Panic and Power Cords: One Pilgrim's Progress

So I am a woman prone to panic.  Case in point.  I arrived in Cordoba to Senses and Colours Hostel on Calle de Barrosso http://www.hostelworld.com/hosteldetails.php/Senses-and-Colours-Anil-Hostel/Cordoba/19143.  I had already checked in so I only had to use my electronic key on the outside door, as reception had gone all siesta on the day.  I try the lock and push on the door…and it doesn’t open.  I try again and push…no luck.  Here is my internal dialogue:
“Oh shit.  I could knock on the door but no one will hear me.  Oh no.  What if I have to sleep outside tonight?  What would I do if someone mugged me?  What can I live on and live without?

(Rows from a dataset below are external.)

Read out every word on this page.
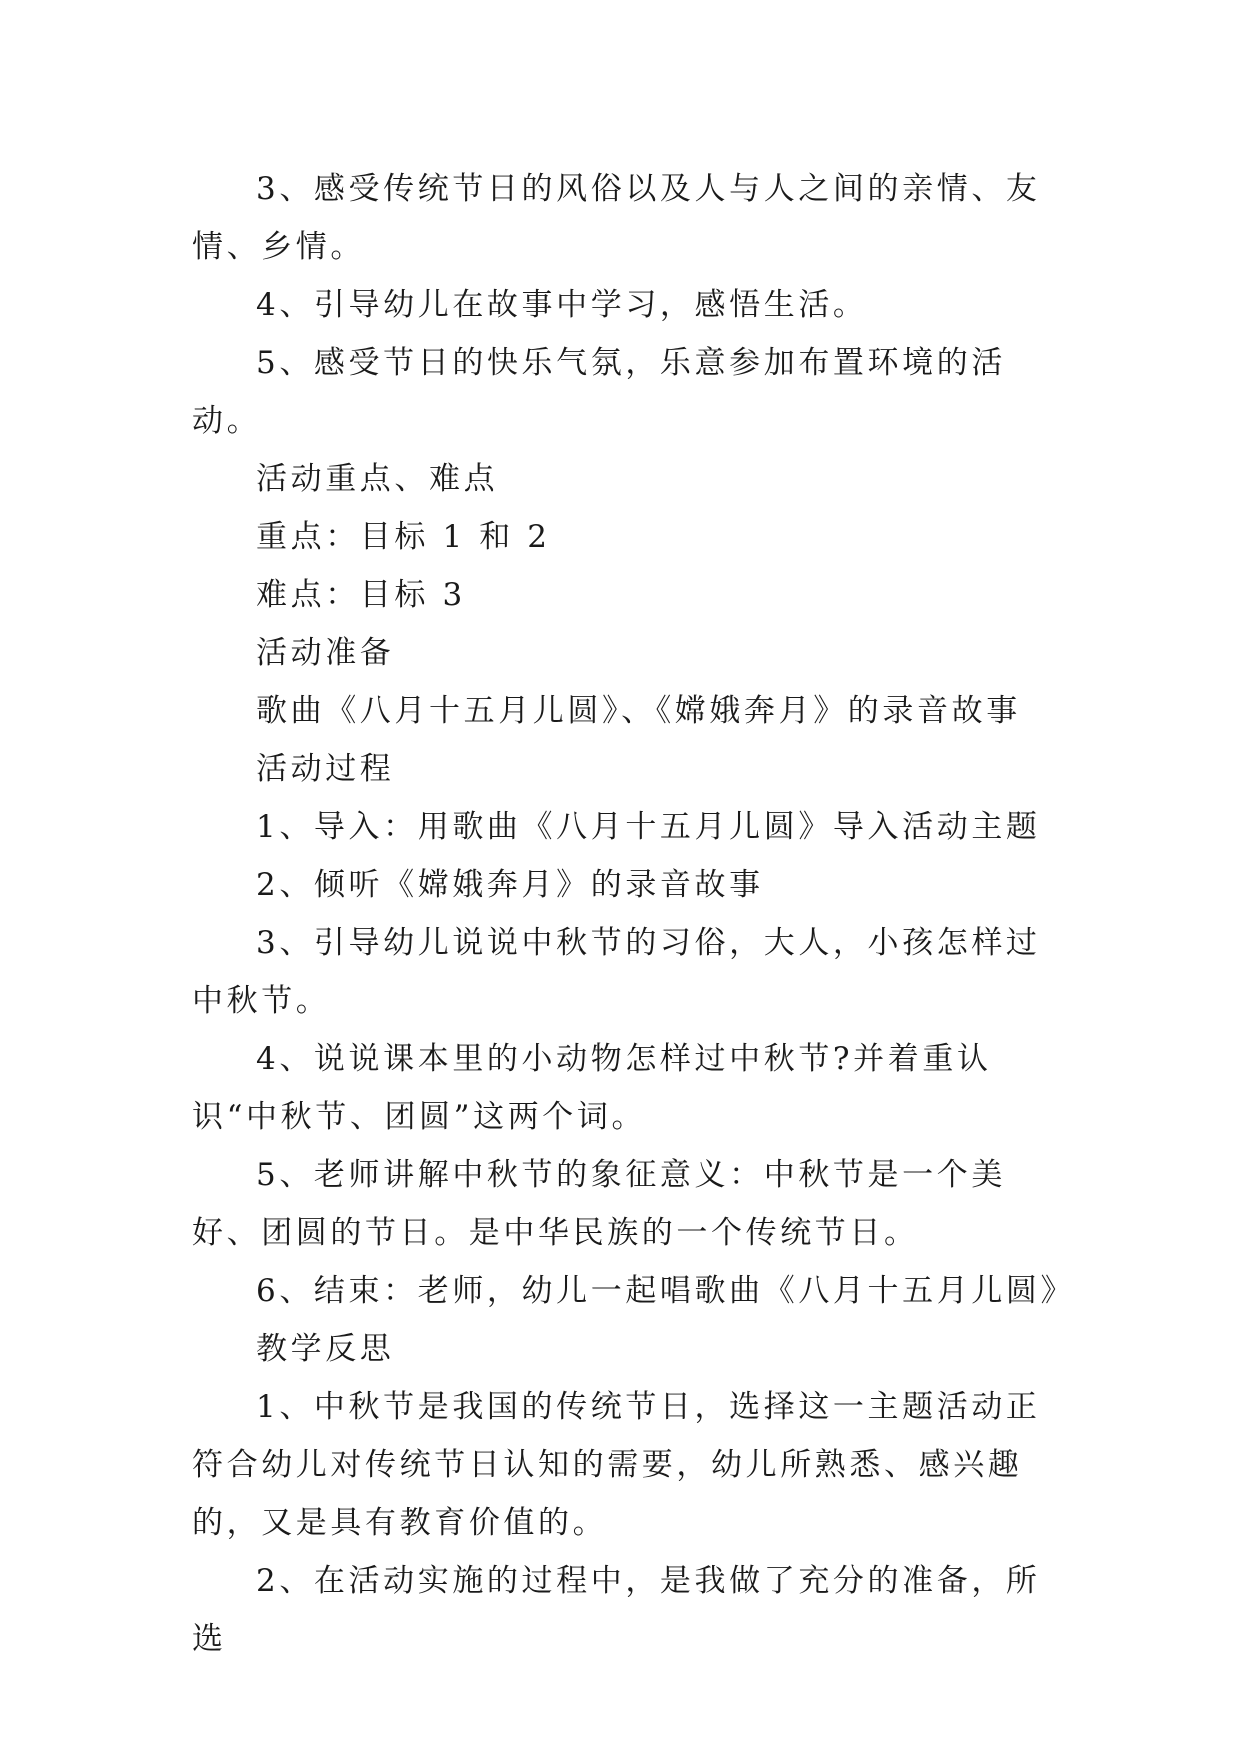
3、感受传统节日的风俗以及人与人之间的亲情、友情、乡情。

4、引导幼儿在故事中学习，感悟生活。

5、感受节日的快乐气氛，乐意参加布置环境的活动。

活动重点、难点

重点：目标 1 和 2

难点：目标 3

活动准备

歌曲《八月十五月儿圆》、《嫦娥奔月》的录音故事

活动过程

1、导入：用歌曲《八月十五月儿圆》导入活动主题

2、倾听《嫦娥奔月》的录音故事

3、引导幼儿说说中秋节的习俗，大人，小孩怎样过中秋节。

4、说说课本里的小动物怎样过中秋节?并着重认识“中秋节、团圆”这两个词。

5、老师讲解中秋节的象征意义：中秋节是一个美好、团圆的节日。是中华民族的一个传统节日。

6、结束：老师，幼儿一起唱歌曲《八月十五月儿圆》

教学反思

1、中秋节是我国的传统节日，选择这一主题活动正符合幼儿对传统节日认知的需要，幼儿所熟悉、感兴趣的，又是具有教育价值的。

2、在活动实施的过程中，是我做了充分的准备，所选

I can walk around but at some point I will have to sleep.  SLEEP, Fonda?!  When you are lying in the street?” I keep trying the door with more and more dire thoughts of survival under the worst conditions.  And then I pull.  And the door opens.  So simple.
The same thing happened when I left my power cord in the Cat’s Hostel—a party stop for 22-year old English teachers in Spain http://www.catshostel.com/.  “I’ll just ship my computer home and live off of internet cafés and Kodak discs.  Maybe I’ll just go home and save the money.”  When I just stopped to realize that Spaniards ALSO use computers, I felt a bit more like I could find a power cord.  And I did, quite easily in fact.  It was the last one in the store.
I don’t know why I immediately go to the extreme.  I don’t know how I can stop it.  But I recognize that it is a part of me, and sometimes it is really funny, after the moment of panic that is.  So I am reconciling myself to being this way AND to knowing that I am probably not going to have to resort to extremes.  I can panic, but I can also slow down, take a minute and figure out what I am NOT looking at, what I am missing.  If I just keep trying, I will find the right way, having usually gone the long way around.  It’s who I am.